Why doesn't my WHERE clause work?

cypher
knowledge-base
where

(Andrew Bowman) #1

It can be frustrating when it seems like a WHERE clause isn't working.
You can use these approaches to figure out what's wrong.

Check for WHERE clauses following OPTIONAL MATCH

WHERE clauses can't be used on their own, they are always paired with a MATCH, WITH, or OPTIONAL MATCH, and it is this pairing that defines behavior when a WHERE clause evaluates to false.

WITH ... WHERE and MATCH ... WHERE apply the WHERE clause to all result rows, and this is usually how most users expect WHERE to behave, removing rows when the WHERE evaluates to false.

However, OPTIONAL MATCH ... WHERE behaves differently because OPTIONAL MATCH never removes rows.
When using OPTIONAL MATCH, if the given pattern does not match, or its WHERE clause evalutes to false, then newly-introduced variables in the pattern become null for the given row.
Rows are never removed, and existing variables remain unchanged, which can give the impression that the WHERE clause isn't working at all, when the real problem is that it's being applied to the wrong thing.

MATCH (m:Movie)
OPTIONAL MATCH (m)<-[:WORKED_ON]-(a:Animator)
WHERE m.releaseYear > 1999 AND a IS NOT NULL
RETURN m, collect(a) as animators

In the above example, it may look like this is a query to get movies released after 1999 and animators on the movie where an animator worked on the movie, but that's incorrect.
The WHERE clause will only affect the OPTIONAL MATCH, so all movies will be returned, none will be filtered out, but the animators collection will only be populated on movies released after 1999.

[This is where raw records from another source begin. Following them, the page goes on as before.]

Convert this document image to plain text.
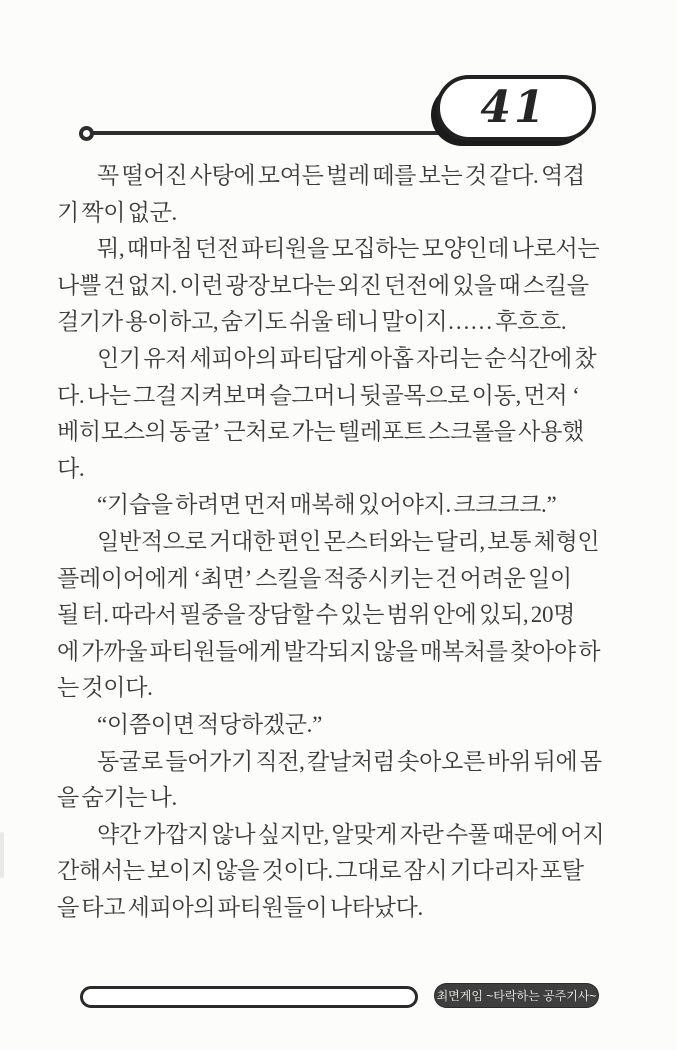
41
꼭 떨어진 사탕에 모여든 벌레 떼를 보는 것 같다. 역겹
기 짝이 없군.
뭐, 때마침 던전 파티원을 모집하는 모양인데 나로서는
나쁠 건 없지. 이런 광장보다는 외진 던전에 있을 때 스킬을
걸기가 용이하고, 숨기도 쉬울 테니 말이지…… 후흐흐.
인기 유저 세피아의 파티답게 아홉 자리는 순식간에 찼
다. 나는 그걸 지켜보며 슬그머니 뒷골목으로 이동, 먼저  ‘
베히모스의 동굴’  근처로 가는 텔레포트 스크롤을 사용했
다.
“기습을 하려면 먼저 매복해 있어야지. 크크크크.”
일반적으로 거대한 편인 몬스터와는 달리, 보통 체형인
플레이어에게  ‘최면’  스킬을 적중시키는 건 어려운 일이
될 터. 따라서 필중을 장담할 수 있는 범위 안에 있되, 20명
에 가까울 파티원들에게 발각되지 않을 매복처를 찾아야 하
는 것이다.
“이쯤이면 적당하겠군.”
동굴로 들어가기 직전, 칼날처럼 솟아오른 바위 뒤에 몸
을 숨기는 나.
약간 가깝지 않나 싶지만, 알맞게 자란 수풀 때문에 어지
간해서는 보이지 않을 것이다. 그대로 잠시 기다리자 포탈
을 타고 세피아의 파티원들이 나타났다.
최면게임 ~타락하는 공주기사~
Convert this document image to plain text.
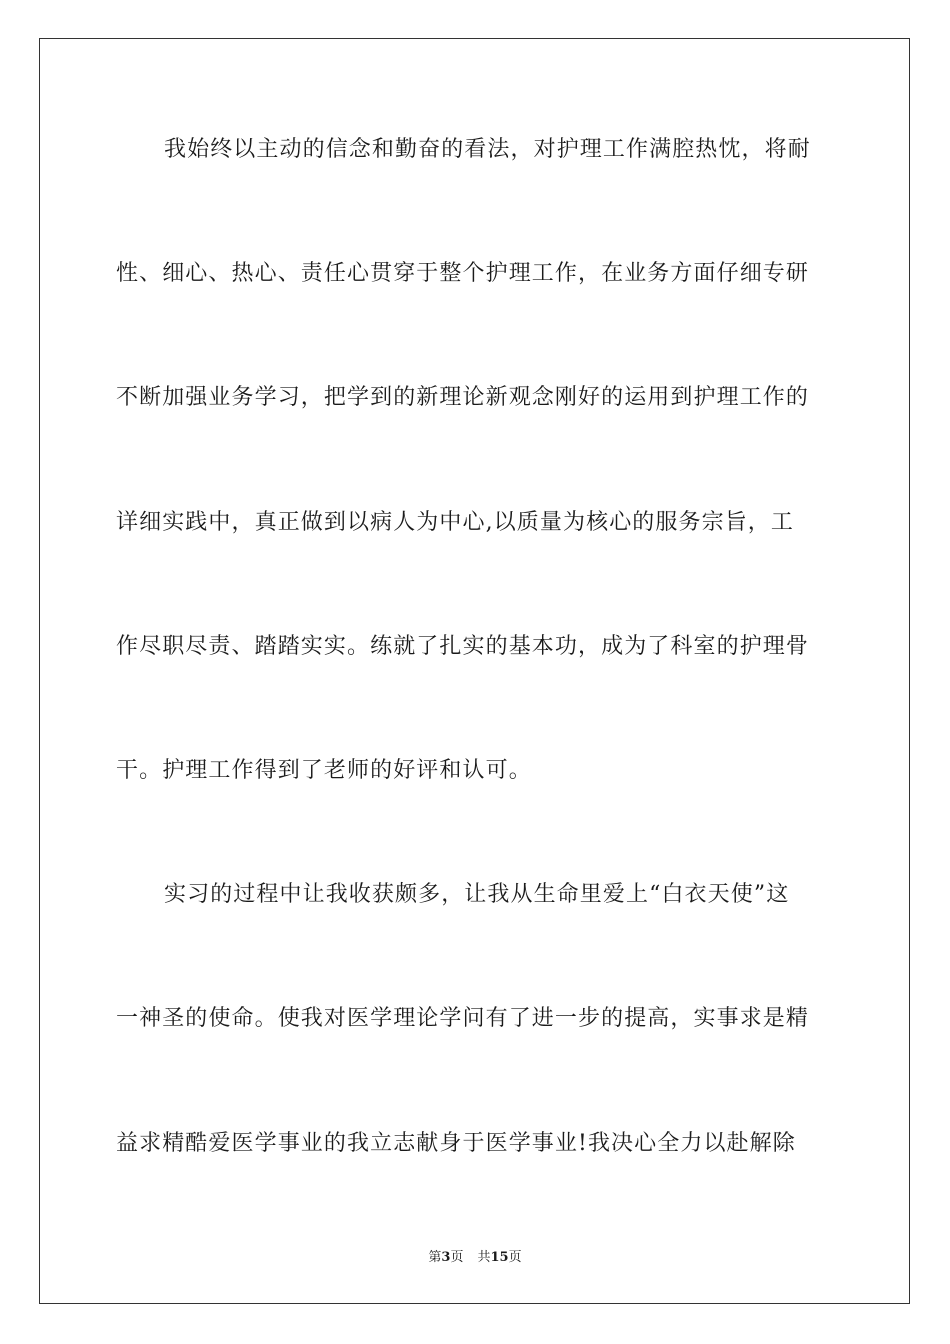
我始终以主动的信念和勤奋的看法，对护理工作满腔热忱，将耐
性、细心、热心、责任心贯穿于整个护理工作，在业务方面仔细专研
不断加强业务学习，把学到的新理论新观念刚好的运用到护理工作的
详细实践中，真正做到以病人为中心,以质量为核心的服务宗旨，工
作尽职尽责、踏踏实实。练就了扎实的基本功，成为了科室的护理骨
干。护理工作得到了老师的好评和认可。
实习的过程中让我收获颇多，让我从生命里爱上“白衣天使”这
一神圣的使命。使我对医学理论学问有了进一步的提高，实事求是精
益求精酷爱医学事业的我立志献身于医学事业!我决心全力以赴解除
第3页 共15页
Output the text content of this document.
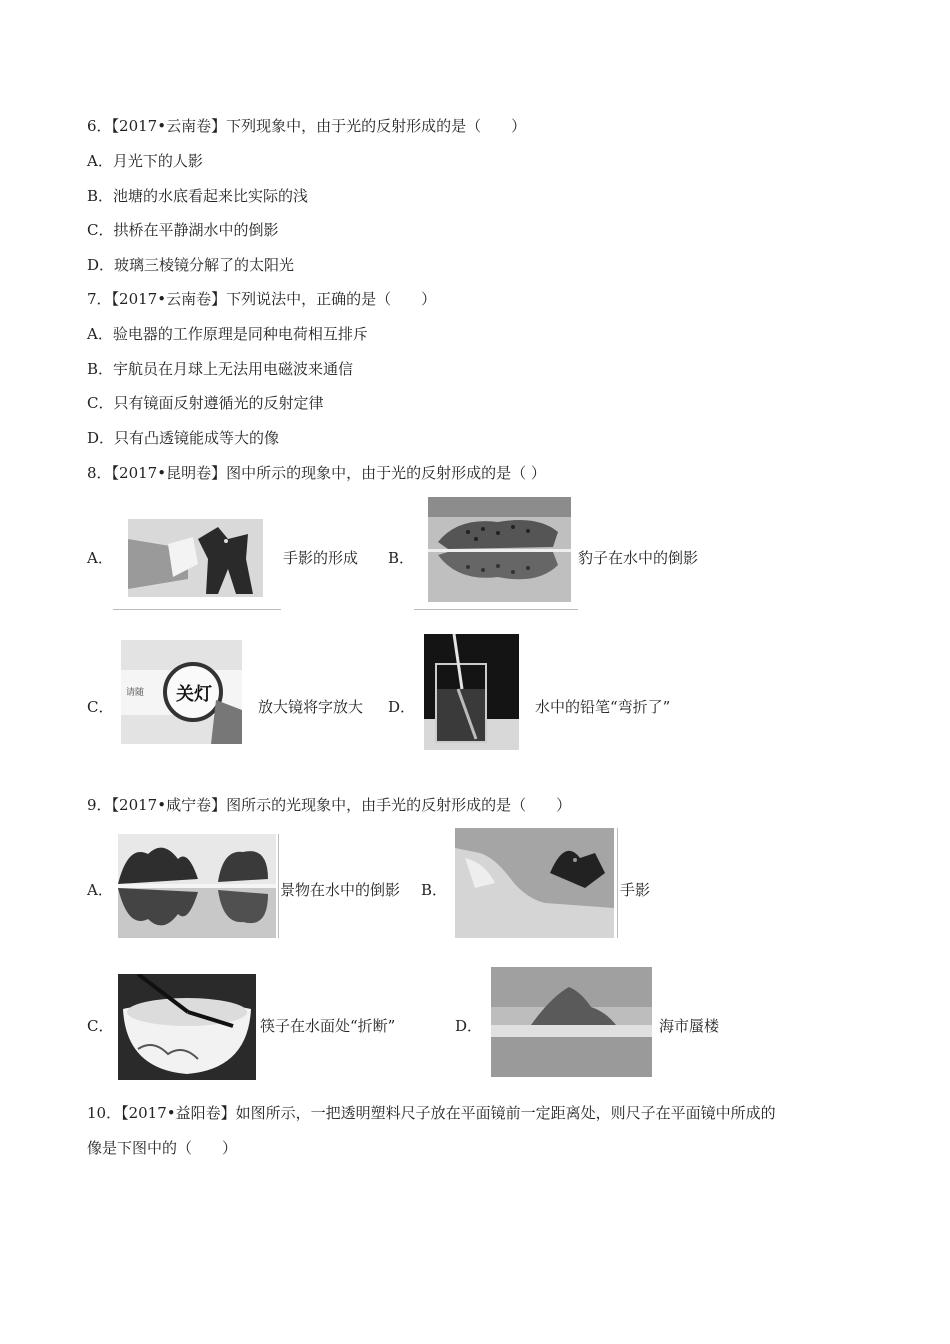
6．【2017•云南卷】下列现象中，由于光的反射形成的是（　　）
A．月光下的人影
B．池塘的水底看起来比实际的浅
C．拱桥在平静湖水中的倒影
D．玻璃三棱镜分解了的太阳光
7．【2017•云南卷】下列说法中，正确的是（　　）
A．验电器的工作原理是同种电荷相互排斥
B．宇航员在月球上无法用电磁波来通信
C．只有镜面反射遵循光的反射定律
D．只有凸透镜能成等大的像
8．【2017•昆明卷】图中所示的现象中，由于光的反射形成的是（ ）
A．	手影的形成 B．	豹子在水中的倒影
C．
请随 关灯
放大镜将字放大 D．	水中的铅笔“弯折了”
9．【2017•咸宁卷】图所示的光现象中，由手光的反射形成的是（　　）
A．	景物在水中的倒影 B．	手影
C．	筷子在水面处“折断”	D．	海市蜃楼
10．【2017•益阳卷】如图所示，一把透明塑料尺子放在平面镜前一定距离处，则尺子在平面镜中所成的
像是下图中的（　　）
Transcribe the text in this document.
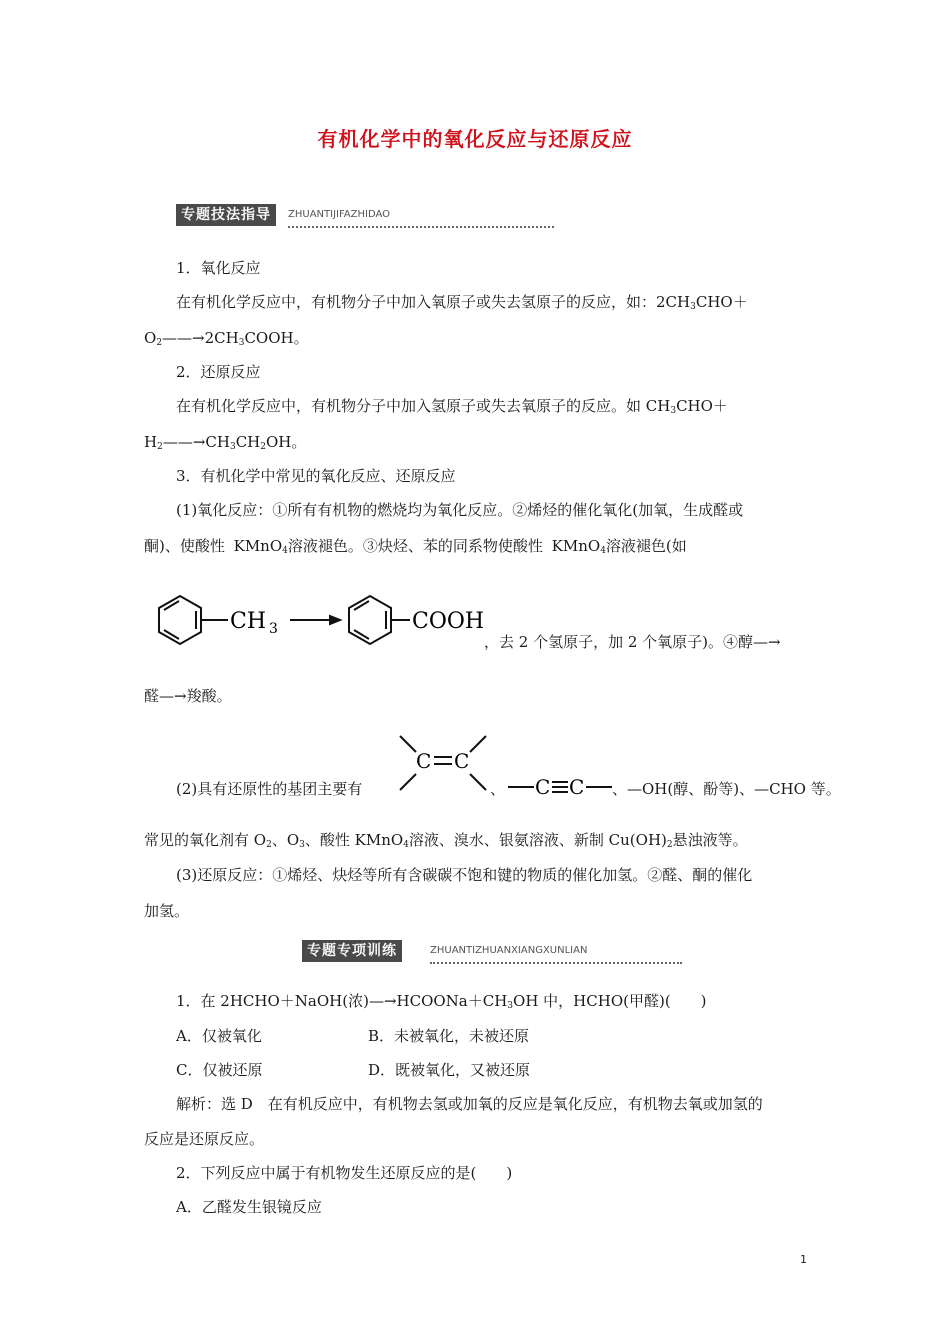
有机化学中的氧化反应与还原反应
专题技法指导	ZHUANTIJIFAZHIDAO
1．氧化反应
在有机化学反应中，有机物分子中加入氧原子或失去氢原子的反应，如：$2CH_3CHO+$
$O_2——\to 2CH_3COOH$。
2．还原反应
在有机化学反应中，有机物分子中加入氢原子或失去氧原子的反应。如 $CH_3CHO+$
$H_2——\to CH_3CH_2OH$。
3．有机化学中常见的氧化反应、还原反应
(1)氧化反应：①所有有机物的燃烧均为氧化反应。②烯烃的催化氧化(加氧，生成醛或
酮)、使酸性 KMnO$_4$溶液褪色。③炔烃、苯的同系物使酸性 KMnO$_4$溶液褪色(如
CH 3	COOH
，去 2 个氢原子，加 2 个氧原子)。④醇—→
醛—→羧酸。
(2)具有还原性的基团主要有
C C
、 C C 、—OH(醇、酚等)、—CHO 等。
常见的氧化剂有 $O_2$、$O_3$、酸性 KMnO$_4$溶液、溴水、银氨溶液、新制 $Cu(OH)_2$悬浊液等。
(3)还原反应：①烯烃、炔烃等所有含碳碳不饱和键的物质的催化加氢。②醛、酮的催化
加氢。
专题专项训练	ZHUANTIZHUANXIANGXUNLIAN
1．在 2HCHO＋NaOH(浓)$—\to HCOONa+CH_3OH$ 中，HCHO(甲醛)(　　)
A．仅被氧化	B．未被氧化，未被还原
C．仅被还原	D．既被氧化，又被还原
解析：选 D　在有机反应中，有机物去氢或加氧的反应是氧化反应，有机物去氧或加氢的
反应是还原反应。
2．下列反应中属于有机物发生还原反应的是(　　)
A．乙醛发生银镜反应
1
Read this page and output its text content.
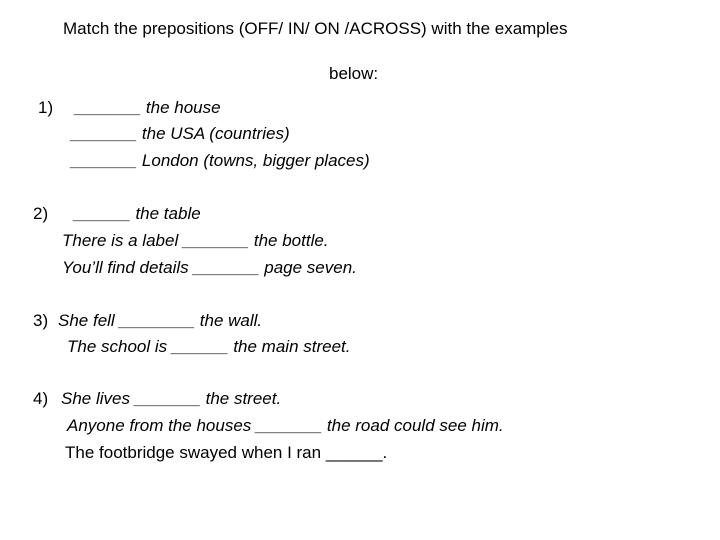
Match the prepositions (OFF/ IN/ ON /ACROSS) with the examples
below:
1) _______ the house
_______ the USA (countries)
_______ London (towns, bigger places)
2) ______ the table
There is a label _______ the bottle.
You’ll find details _______ page seven.
3) She fell ________ the wall.
The school is ______ the main street.
4) She lives _______ the street.
Anyone from the houses _______ the road could see him.
The footbridge swayed when I ran ______.
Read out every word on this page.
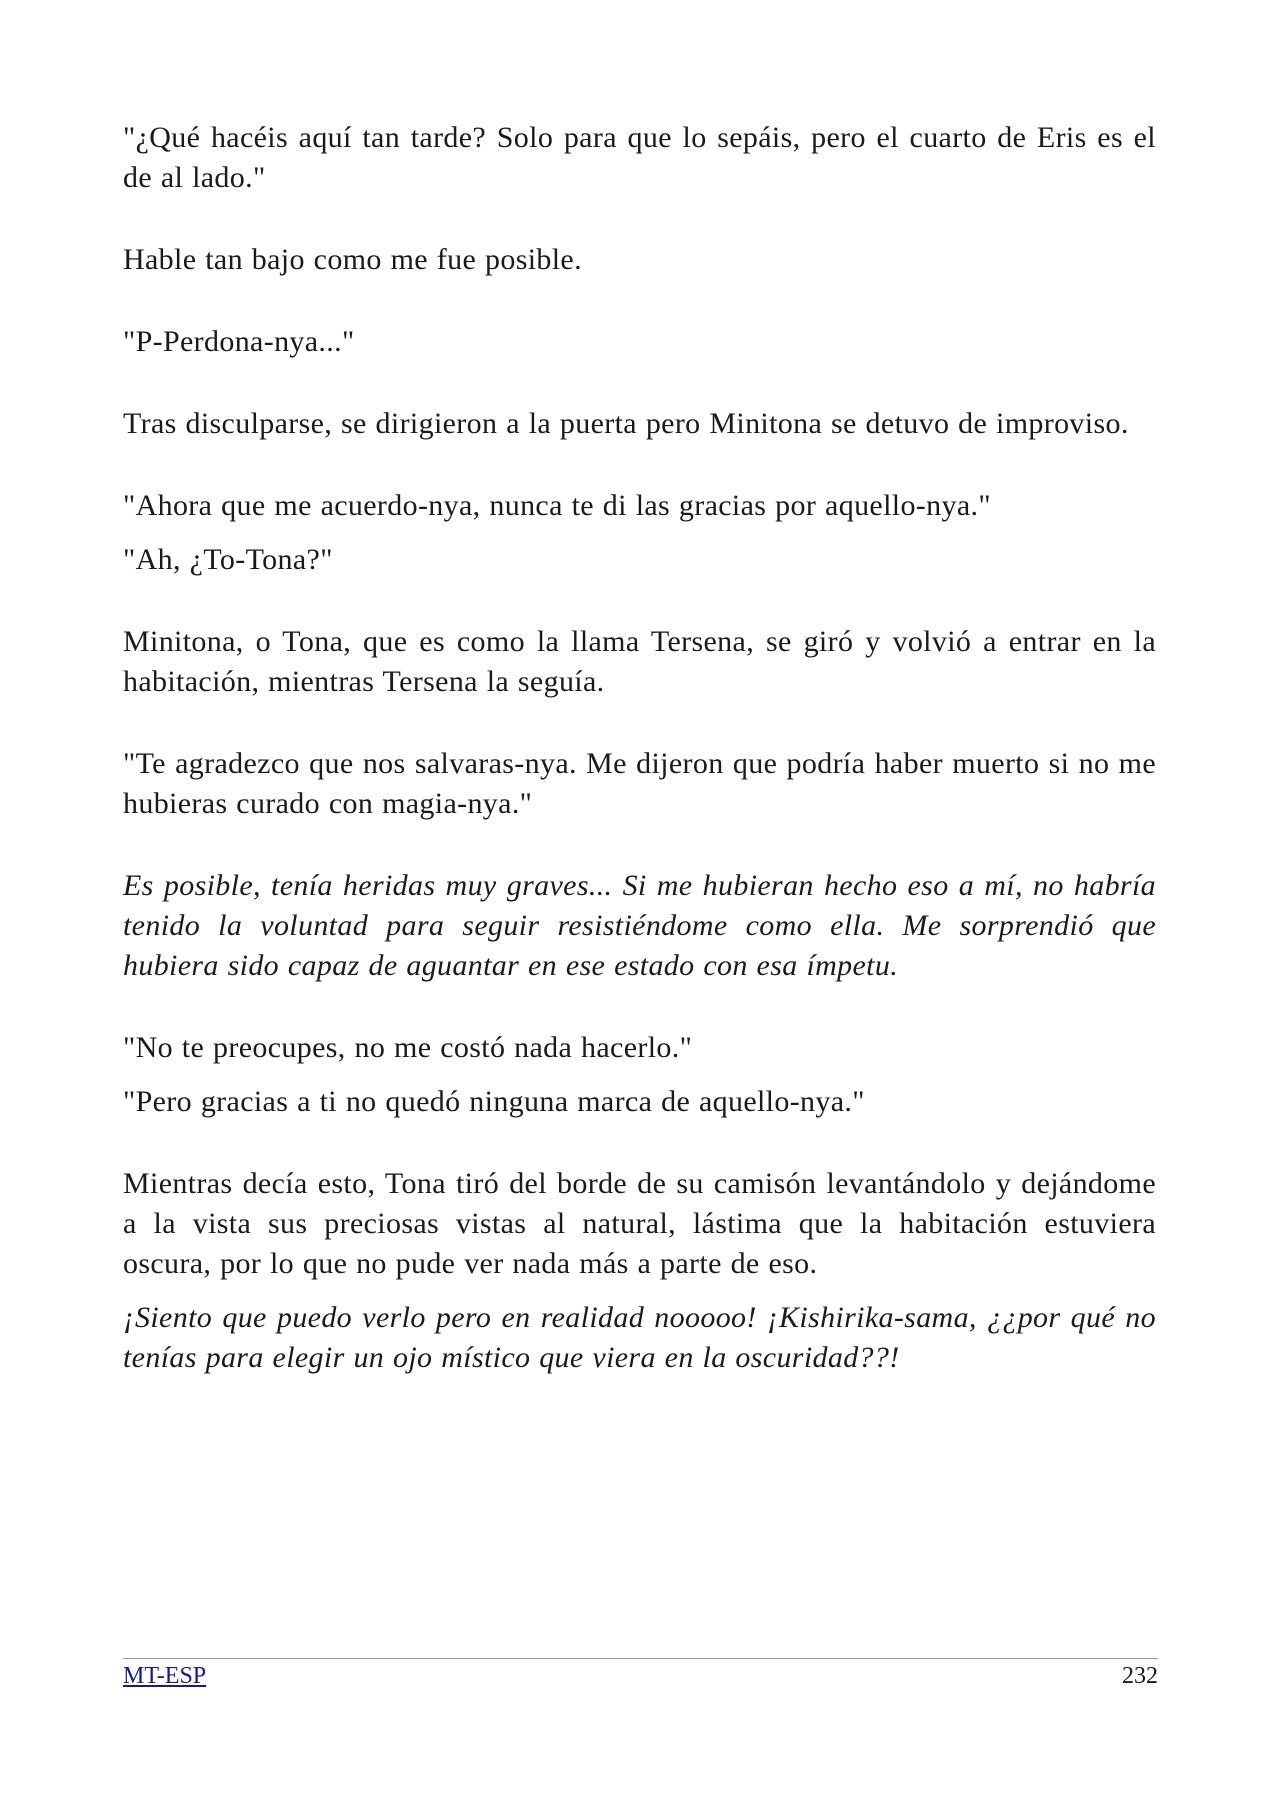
"¿Qué hacéis aquí tan tarde? Solo para que lo sepáis, pero el cuarto de Eris es el de al lado."

Hable tan bajo como me fue posible.

"P-Perdona-nya..."

Tras disculparse, se dirigieron a la puerta pero Minitona se detuvo de improviso.

"Ahora que me acuerdo-nya, nunca te di las gracias por aquello-nya."

"Ah, ¿To-Tona?"

Minitona, o Tona, que es como la llama Tersena, se giró y volvió a entrar en la habitación, mientras Tersena la seguía.

"Te agradezco que nos salvaras-nya. Me dijeron que podría haber muerto si no me hubieras curado con magia-nya."

Es posible, tenía heridas muy graves... Si me hubieran hecho eso a mí, no habría tenido la voluntad para seguir resistiéndome como ella. Me sorprendió que hubiera sido capaz de aguantar en ese estado con esa ímpetu.

"No te preocupes, no me costó nada hacerlo."

"Pero gracias a ti no quedó ninguna marca de aquello-nya."

Mientras decía esto, Tona tiró del borde de su camisón levantándolo y dejándome a la vista sus preciosas vistas al natural, lástima que la habitación estuviera oscura, por lo que no pude ver nada más a parte de eso.

¡Siento que puedo verlo pero en realidad nooooo! ¡Kishirika-sama, ¿¿por qué no tenías para elegir un ojo místico que viera en la oscuridad??!

MT-ESP	232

To fix the query, we need to move the WHERE elsewhere so it's associated with a MATCH or a WITH so it filters out rows as required:

MATCH (m:Movie)
OPTIONAL MATCH (m)<-[:WORKED_ON]-(a:Animator)
WITH m, a
WHERE m.releaseYear > 1999 AND a IS NOT NULL
RETURN m, collect(a) as animators

Check for misspellings or case mismatches in your WHERE clause

Typos and misspelled elements can easily throw off WHERE clauses, and this includes mismatches in case.

Node labels, relationship types, variables, and both property keys and values are all case-sensitive, so make sure you're being consistent and correct in your cases.

MATCH (m:Movie)
WHERE NOT (m)<-[:worked_on]-(a:animator) AND m.ReleaseYear > 1999
RETURN m

The above query doesn't have any spelling errors, but it has different case in the relationship type, node label, and property key than what's actually in the graph, which will throw off the WHERE clause significantly.

Check if an assumed numeric property is actually a string

In circumstances where numeric comparisons or matches seem to be failing, it helps to make sure the properties you're comparing against are actually numbers.

In text result views, string values will have quotes around them, while numeric values will not.

Be especially mindful during imports, especially CSV imports, as all values are interpreted as strings. You'll need to use toInteger() and toFloat() to cast strings to numeric values, to avoid this problem.

Check for leading or trailing whitespace in property keys and values

Leading or trailing whitespace in properties can make it seem like WHERE clauses aren't working, and this is often an issue with the data in the graph rather than the query itself.

MATCH (m:Movie)<-[:ACTED_IN]-(p:Person)
WHERE p.name = 'Keanu Reeves'
RETURN m

The above query looks fine, and may be completely correct. However, if the node's name property actually happens to be "Keanu Reeves " with a trailing space, the query won't work.

It's often a good idea to double-check expected string values on your nodes and relationships to see if unexpected whitespace is the problem.
If using the Neo4j browser, the text results view is usually the best way to easily detect extra whitespace.
Querying using STARTS WITH, ENDS WITH, or CONTAINS can also help test assumptions about your property values.

Extra whitespace in property keys is rarer, but can happen, such as when importing data from badly formatted files.

For example, if we tried to import a csv file with the following header:

nickName, firstName,lastName&nbsp;

There is some leading whitespace before firstName, and trailing whitespace after lastName.
When imported, the property keys themselves will include leading and trailing whitespace, so the actual property keys become "nickName", " firstName" and "lastName ", and may quickly become a source of confusion, if undetected.